Maybe the movie wouldn’t have been so devastating if the husband’s reaction had been different. He couldn’t deal with his wife’s failing memory and the patience (and love) that she needed. She begged him on multiple occasions to take a year sabbatical to spend with her while she still had her memories and could create new ones. He refused. He took it one step further and chose an advancement of his career and left his wife with his youngest daughter, ironically the one whom had the most combative relationship with her mom of all three siblings. The movie showed that while this child tested the limits the most, she also was the one who was the most patient, loving, and in the end, the most committed to her mom, willing to do “hard,” while the rest of the family disappeared.
My poor husband… I greeted him at the door that day with these words, “I just need you to hold me,” and he did. No questions, no, “Don’t you want to hear about my day?” no explanations needed. We stood in the entryway, him just holding me tightly in his strong embrace, no words needed, and I felt completely loved. Completely accepted. Safe and secure in the love of my family, a contrast to what the woman on the screen was given.
I realize that movie was fiction. It reminded me of the devastation of a disease that robs a person slowly (or quickly) of their memories as well as their ability to perform simple tasks. It also reminded me how truly blessed I am to have married the man God placed in my life and to have three amazing children as well as extended family who love each other fiercely. It reminded me to be more patient with everyone – those in my family whose memories are fading due to age, those in the community whom I don’t know what they are dealing with, and to pray for those whose family’s look more like the woman in the movie than the one God blessed me with.

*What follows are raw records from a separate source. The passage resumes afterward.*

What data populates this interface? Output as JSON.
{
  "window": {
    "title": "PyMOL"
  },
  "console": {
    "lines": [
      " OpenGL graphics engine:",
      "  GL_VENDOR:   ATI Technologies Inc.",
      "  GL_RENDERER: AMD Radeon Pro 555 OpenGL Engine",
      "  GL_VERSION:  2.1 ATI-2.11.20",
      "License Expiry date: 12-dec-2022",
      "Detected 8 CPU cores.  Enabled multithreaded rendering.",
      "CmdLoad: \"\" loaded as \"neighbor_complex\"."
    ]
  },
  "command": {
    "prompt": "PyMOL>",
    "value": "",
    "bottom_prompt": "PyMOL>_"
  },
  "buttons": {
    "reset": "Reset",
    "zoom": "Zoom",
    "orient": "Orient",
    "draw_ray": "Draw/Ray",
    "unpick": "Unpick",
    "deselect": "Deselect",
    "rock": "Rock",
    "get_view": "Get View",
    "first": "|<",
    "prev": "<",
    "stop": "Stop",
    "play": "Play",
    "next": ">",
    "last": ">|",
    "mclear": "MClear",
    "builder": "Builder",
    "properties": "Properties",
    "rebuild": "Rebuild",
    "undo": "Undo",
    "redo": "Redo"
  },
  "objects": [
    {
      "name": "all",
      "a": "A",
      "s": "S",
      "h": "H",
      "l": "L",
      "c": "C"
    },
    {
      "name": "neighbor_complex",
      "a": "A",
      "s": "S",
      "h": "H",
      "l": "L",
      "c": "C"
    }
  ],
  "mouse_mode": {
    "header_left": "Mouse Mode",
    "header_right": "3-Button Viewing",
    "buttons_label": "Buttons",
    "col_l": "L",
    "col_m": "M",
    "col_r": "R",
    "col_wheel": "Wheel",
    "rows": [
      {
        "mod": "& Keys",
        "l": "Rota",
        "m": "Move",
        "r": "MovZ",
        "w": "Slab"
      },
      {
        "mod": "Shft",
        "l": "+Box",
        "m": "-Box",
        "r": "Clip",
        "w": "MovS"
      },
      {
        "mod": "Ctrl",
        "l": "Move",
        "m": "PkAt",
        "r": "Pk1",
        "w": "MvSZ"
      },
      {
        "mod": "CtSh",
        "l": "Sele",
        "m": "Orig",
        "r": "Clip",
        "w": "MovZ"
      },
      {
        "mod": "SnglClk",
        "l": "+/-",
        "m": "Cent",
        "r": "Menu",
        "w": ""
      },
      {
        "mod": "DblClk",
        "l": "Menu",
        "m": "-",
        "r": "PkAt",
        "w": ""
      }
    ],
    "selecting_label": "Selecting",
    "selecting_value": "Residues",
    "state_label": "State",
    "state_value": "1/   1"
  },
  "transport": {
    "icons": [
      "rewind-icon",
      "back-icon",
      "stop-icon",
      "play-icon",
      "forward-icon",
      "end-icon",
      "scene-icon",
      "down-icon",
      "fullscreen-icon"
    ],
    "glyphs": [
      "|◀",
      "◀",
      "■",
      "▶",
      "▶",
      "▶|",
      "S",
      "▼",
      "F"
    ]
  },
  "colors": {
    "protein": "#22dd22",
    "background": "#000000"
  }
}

I’m grateful God allowed me the time to watch that movie. It brought a difficult topic into better focus. It gave visual details of a disease that I had only read about. And it gave me a better understanding of the difficult months my friend dealt with her mother’s neurological decline due to brain cancer and what the symptoms of a traumatic brain injury really look like. It gave me the chance to see… and as a result, to pray with more understanding, for those I call friend.